Pour ajouter à la confusion, chacun de ces oracles s’est lourdement trompé
dans le passé récent. En janvier 2008, Trichet annonçait l’accélération de
la croissance dans la zone euro, dans un magistral contretemps comparable à
celui du Fonds monétaire, de l’OCDE, de la Commission européenne et des
économistes de banque de la planète entière. Quant au sage d’Omaha, il a
perdu plusieurs milliards pour avoir investi à l’automne dernier,
c’est-à-dire au mauvais moment.
L’humoriste Pierre Dac a fort bien résumé la situation dans laquelle nous
nous trouvons : "Il est encore trop tôt pour savoir s’il est trop tard".

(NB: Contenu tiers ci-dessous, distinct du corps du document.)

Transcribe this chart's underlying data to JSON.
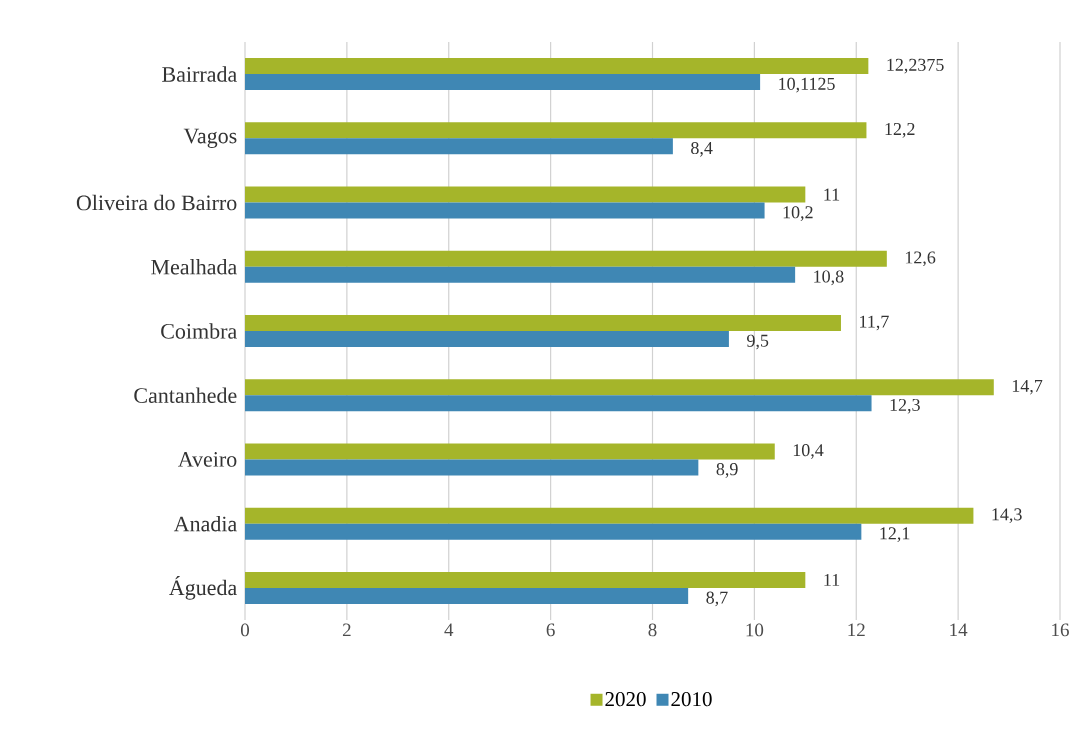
{
  "chart_data": {
    "type": "bar",
    "orientation": "horizontal",
    "categories": [
      "Bairrada",
      "Vagos",
      "Oliveira do Bairro",
      "Mealhada",
      "Coimbra",
      "Cantanhede",
      "Aveiro",
      "Anadia",
      "Águeda"
    ],
    "series": [
      {
        "name": "2020",
        "color": "#a5b52a",
        "values": [
          12.2375,
          12.2,
          11,
          12.6,
          11.7,
          14.7,
          10.4,
          14.3,
          11
        ],
        "value_labels": [
          "12,2375",
          "12,2",
          "11",
          "12,6",
          "11,7",
          "14,7",
          "10,4",
          "14,3",
          "11"
        ]
      },
      {
        "name": "2010",
        "color": "#3f87b4",
        "values": [
          10.1125,
          8.4,
          10.2,
          10.8,
          9.5,
          12.3,
          8.9,
          12.1,
          8.7
        ],
        "value_labels": [
          "10,1125",
          "8,4",
          "10,2",
          "10,8",
          "9,5",
          "12,3",
          "8,9",
          "12,1",
          "8,7"
        ]
      }
    ],
    "xlim": [
      0,
      16
    ],
    "xticks": [
      0,
      2,
      4,
      6,
      8,
      10,
      12,
      14,
      16
    ],
    "grid": "x",
    "legend": "bottom"
  }
}
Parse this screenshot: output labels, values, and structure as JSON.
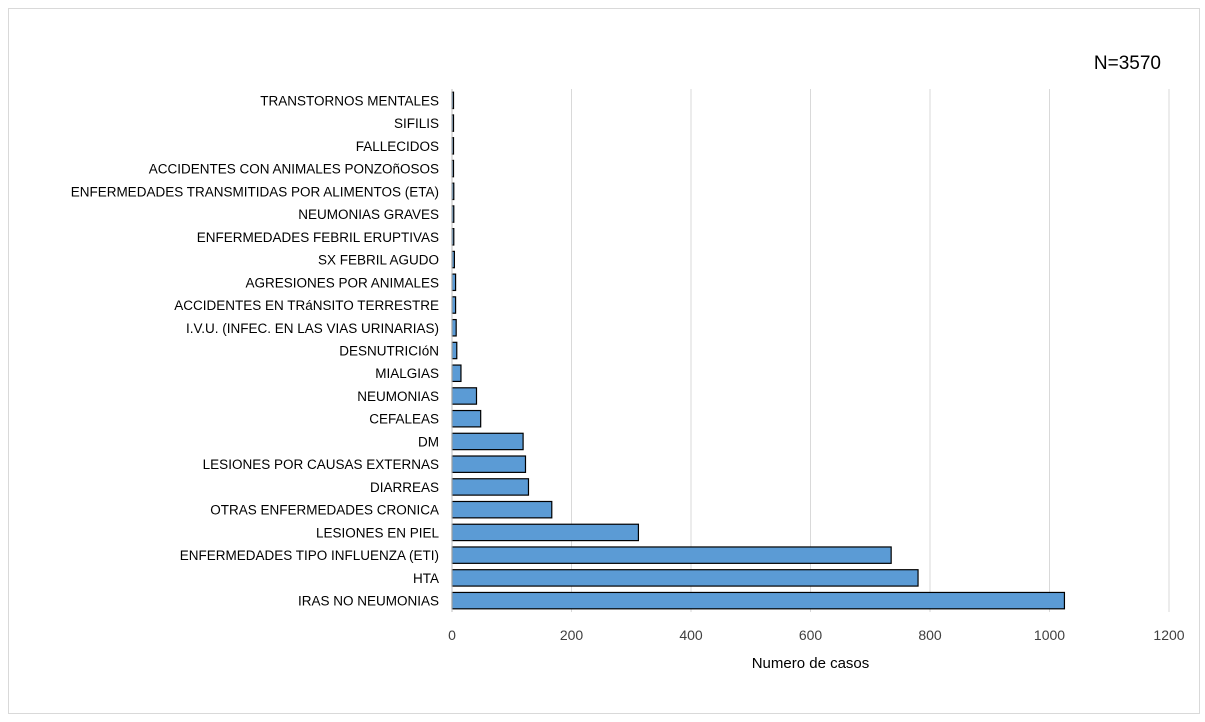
{
  "chart_data": {
    "type": "bar",
    "orientation": "horizontal",
    "annotation": "N=3570",
    "xlabel": "Numero de casos",
    "ylabel": "",
    "xlim": [
      0,
      1200
    ],
    "x_ticks": [
      "0",
      "200",
      "400",
      "600",
      "800",
      "1000",
      "1200"
    ],
    "grid": "vertical",
    "bar_color": "#5b9bd5",
    "categories": [
      "IRAS NO NEUMONIAS",
      "HTA",
      "ENFERMEDADES TIPO INFLUENZA (ETI)",
      "LESIONES EN PIEL",
      "OTRAS ENFERMEDADES CRONICA",
      "DIARREAS",
      "LESIONES POR CAUSAS EXTERNAS",
      "DM",
      "CEFALEAS",
      "NEUMONIAS",
      "MIALGIAS",
      "DESNUTRICIóN",
      "I.V.U. (INFEC. EN LAS VIAS URINARIAS)",
      "ACCIDENTES EN TRáNSITO TERRESTRE",
      "AGRESIONES POR ANIMALES",
      "SX FEBRIL AGUDO",
      "ENFERMEDADES FEBRIL ERUPTIVAS",
      "NEUMONIAS GRAVES",
      "ENFERMEDADES TRANSMITIDAS POR ALIMENTOS (ETA)",
      "ACCIDENTES CON ANIMALES PONZOñOSOS",
      "FALLECIDOS",
      "SIFILIS",
      "TRANSTORNOS MENTALES"
    ],
    "values": [
      1025,
      780,
      735,
      312,
      167,
      128,
      123,
      119,
      48,
      41,
      15,
      8,
      7,
      6,
      6,
      4,
      3,
      3,
      3,
      2,
      1,
      1,
      1
    ]
  }
}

En clair, la reprise est coin de la rue, mais personne ne sait laquelle.
Même les esprits les plus éminents ont montré que leur sens de l’orientation
laissait à désirer. L’idée même de reprise est-elle le bon concept ? La
plupart des spécialistes raisonnent face à cette crise comme s’il s’agissait
d’un à-coup classique comme l’économie en connaît tous les cinq à huit ans,
avec un ralentissement, une montée du chômage, une reconstitution des
capacités d’investissement et un redémarrage.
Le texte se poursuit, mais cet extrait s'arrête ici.